The current #1 regret for homebuyers is being underprepared for maintenance costs. Based on a recent BankRate survey, 21% of homebuyers cited high maintenance costs as their greatest regret. Homeownership is an amazing way to build wealth and security. It is important to be prepared to make that big financial step. So, let’s take a look at best practices for being prepared for home maintenance needs.
Just like a car requires oil changes and brake pad replacements, homes require regular upkeep. We’re not talking about emergency repairs. Maintenance costs are items that will need to be regularly . Common examples include gutter cleaning, HVAC servicing, landscaping upkeep, and replacing appliances. There are three commonly used methods for estimating how much you should set aside for home maintenance costs: the 1% rule of thumb, the 10% approach, and the square-footage rule. While these methods are useful guides, the age and condition of your home are important factors as well. There is no crystal ball to determine exactly what it will cost to maintain your home, but these considerations can give you a decent ballpark.
The 1% Rule of Thumb
This approach suggests setting aside 1% of your home’s purchase price annually for maintenance needs. For example, if you purchased a $300,000 home, you should anticipate a minimum of $3,000 in maintenance costs each year. 1% is a fairly accurate estimation for newer homes but if your home is older or is more prone to wear and tear such as a wood exterior or a wet climate, it would be prudent to set aside closer to 3%. To be on the safe side, consider budgeting somewhere between 1% and 4%. If you don’t need it all that year, you could roll it into the following year’s budget, use it to upgrade a home item, or splurge on something totally unrelated to the home.

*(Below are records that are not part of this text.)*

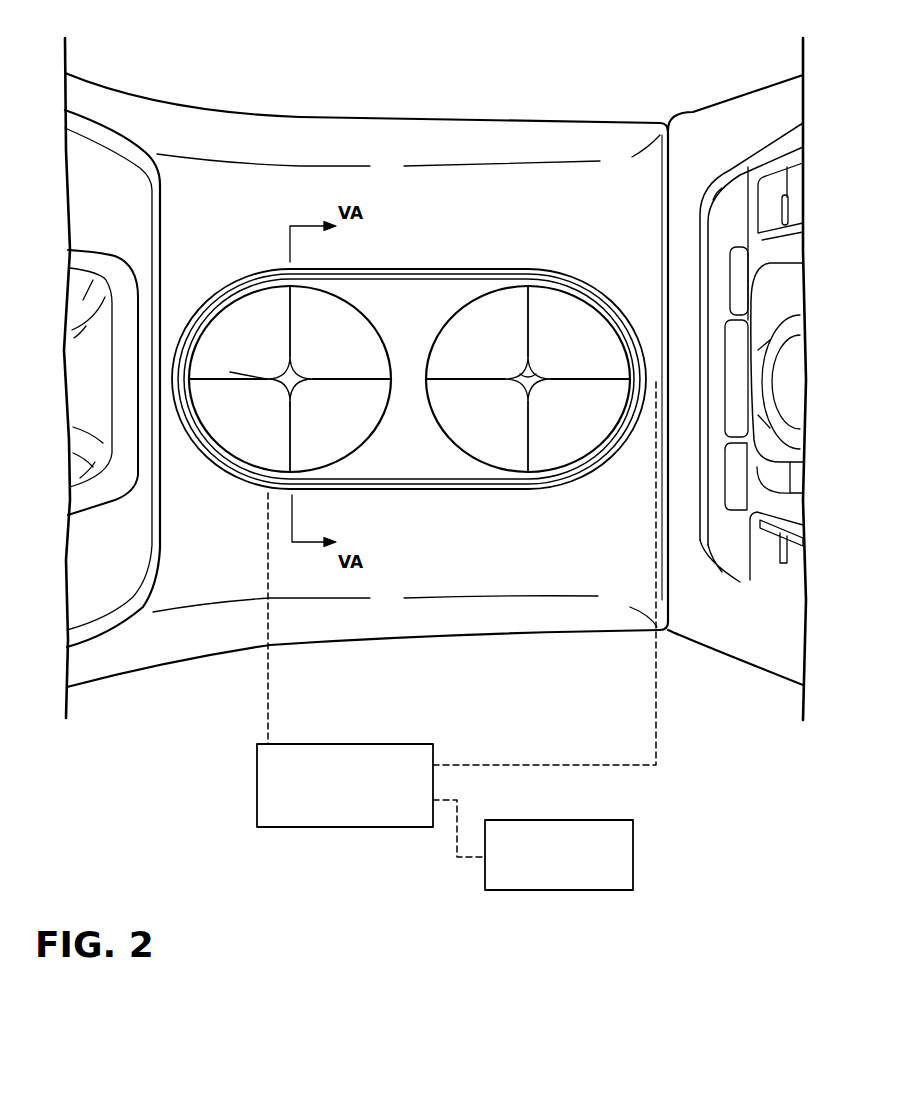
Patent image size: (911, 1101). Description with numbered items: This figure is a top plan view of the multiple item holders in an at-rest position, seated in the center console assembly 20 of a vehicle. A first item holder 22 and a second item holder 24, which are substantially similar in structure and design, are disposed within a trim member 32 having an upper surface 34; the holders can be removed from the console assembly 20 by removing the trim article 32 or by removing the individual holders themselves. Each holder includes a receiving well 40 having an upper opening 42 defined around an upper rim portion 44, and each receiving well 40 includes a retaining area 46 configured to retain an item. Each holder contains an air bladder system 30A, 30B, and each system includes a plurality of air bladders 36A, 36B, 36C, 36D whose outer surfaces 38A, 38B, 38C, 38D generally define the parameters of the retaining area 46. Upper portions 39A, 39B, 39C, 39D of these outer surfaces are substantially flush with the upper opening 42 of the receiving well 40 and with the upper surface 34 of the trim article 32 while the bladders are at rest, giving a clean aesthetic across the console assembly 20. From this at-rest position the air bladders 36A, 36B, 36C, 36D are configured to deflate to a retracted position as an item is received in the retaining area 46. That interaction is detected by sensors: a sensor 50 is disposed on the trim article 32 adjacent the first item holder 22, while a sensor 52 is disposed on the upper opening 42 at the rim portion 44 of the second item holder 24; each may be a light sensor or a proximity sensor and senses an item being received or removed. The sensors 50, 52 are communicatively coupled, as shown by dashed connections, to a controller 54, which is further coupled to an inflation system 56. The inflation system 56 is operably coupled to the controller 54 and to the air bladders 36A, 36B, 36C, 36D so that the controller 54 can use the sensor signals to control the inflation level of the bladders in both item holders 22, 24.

The console assembly 20 is at (600, 656).
The first item holder 22 is at (208, 262).
The second item holder 24 is at (508, 245).
The air bladder system 30A is at (203, 390).
The air bladder system 30B is at (565, 475).
The trim member 32 is at (404, 455).
The upper surface 34 is at (426, 455).
The air bladder 36A is at (230, 343).
The air bladder 36B is at (340, 337).
The air bladder 36C is at (170, 463).
The air bladder 36D is at (410, 453).
The outer surface 38A is at (278, 380).
The outer surface 38B is at (302, 372).
The outer surface 38C is at (280, 397).
The outer surface 38D is at (297, 393).
The upper portion 39A is at (468, 345).
The upper portion 39B is at (575, 342).
The upper portion 39C is at (468, 415).
The upper portion 39D is at (587, 416).
The receiving well 40 is at (452, 274).
The upper opening 42 is at (165, 444).
The upper rim portion 44 is at (177, 389).
The retaining area 46 is at (190, 367).
The sensor 50 is at (253, 478).
The sensor 52 is at (669, 300).
The controller 54 is at (345, 827).
The inflation system 56 is at (535, 891).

Don’t panic! This does not suggest budgeting 10% of your home’s purchase price. The 10% approach recommends setting aside 10% of your monthly mortgage, property tax, and insurance costs for potential home maintenance. For example, say you spend monthly $1,500 on your mortgage, $350 on property taxes, and $200 on home, car, and life insurance. 10% of these 3 expenses comes to $205 a month. Setting that aside monthly adds up to $2,460 in your annual budget.
The Square-Footage Rule
The square-footage rule suggests budgeting $1 for every square foot of your home. So, for a 2,000 square-foot home, you would budget $2,000 on annual maintenance. This approach can be a bit less reliable. If you have luxury appliances, high-end finishes, or live in an area with higher labor costs, this approach is probably not for you.
It is important to know the average frequency for maintenance and replacement needs around the home. Some items are easy to predict like seasonal HVAC servicing and regular monthly pest control. Other items that don’t require the same frequency are crucial to consider. For instance, a rubber roof is generally good for 30-50 whereas a roof with composition shingles will likely need replaced in 12-20 years. If you have a composite shingle roof and it was 10 years old when you purchased your home, you can anticipate needing to replace it within the first five years. Keeping an eye on the lifespan of the bigger ticket items around the home like HVAC, water heaters, and major appliances can prevent surprise costs. State Farm cites the following lifespan for typical home items:
Furnace: 20-30 years
Central air conditioner: 12-17 years
Water heater (tank): 8-12 years
Garage door opener: 10-15 years
Windows (wood): 20 years
Washing machine: 13 years
Dryer: 13 years
Refrigerator: 13 years
Range: 14 years
Dishwasher: 9 years
Now that you have a handle on when you can anticipate maintenance needs, let’s dig into the bigger question: how much will it cost? Porch has a wide library of home project cost guides available here. Keep in mind that costs with vary depending on location, availability, among other factors. The Covid-19 pandemic cause a major supply shortage that sent appliance prices soaring for items like washing machines and dishwashers.
The Bottom Line
Do you research and don’t overstretch your budget when buying your home. Note the materials used in your home, the age of its major parts, your area’s climate, and the typical shipping and labor costs in your region. Estimate a monthly maintenance cost and add it to your mortgage, insurance, property tax, and other home costs to have a clear sense of what your total monthly home costs will be. Use this number as a guide to how much home you can afford.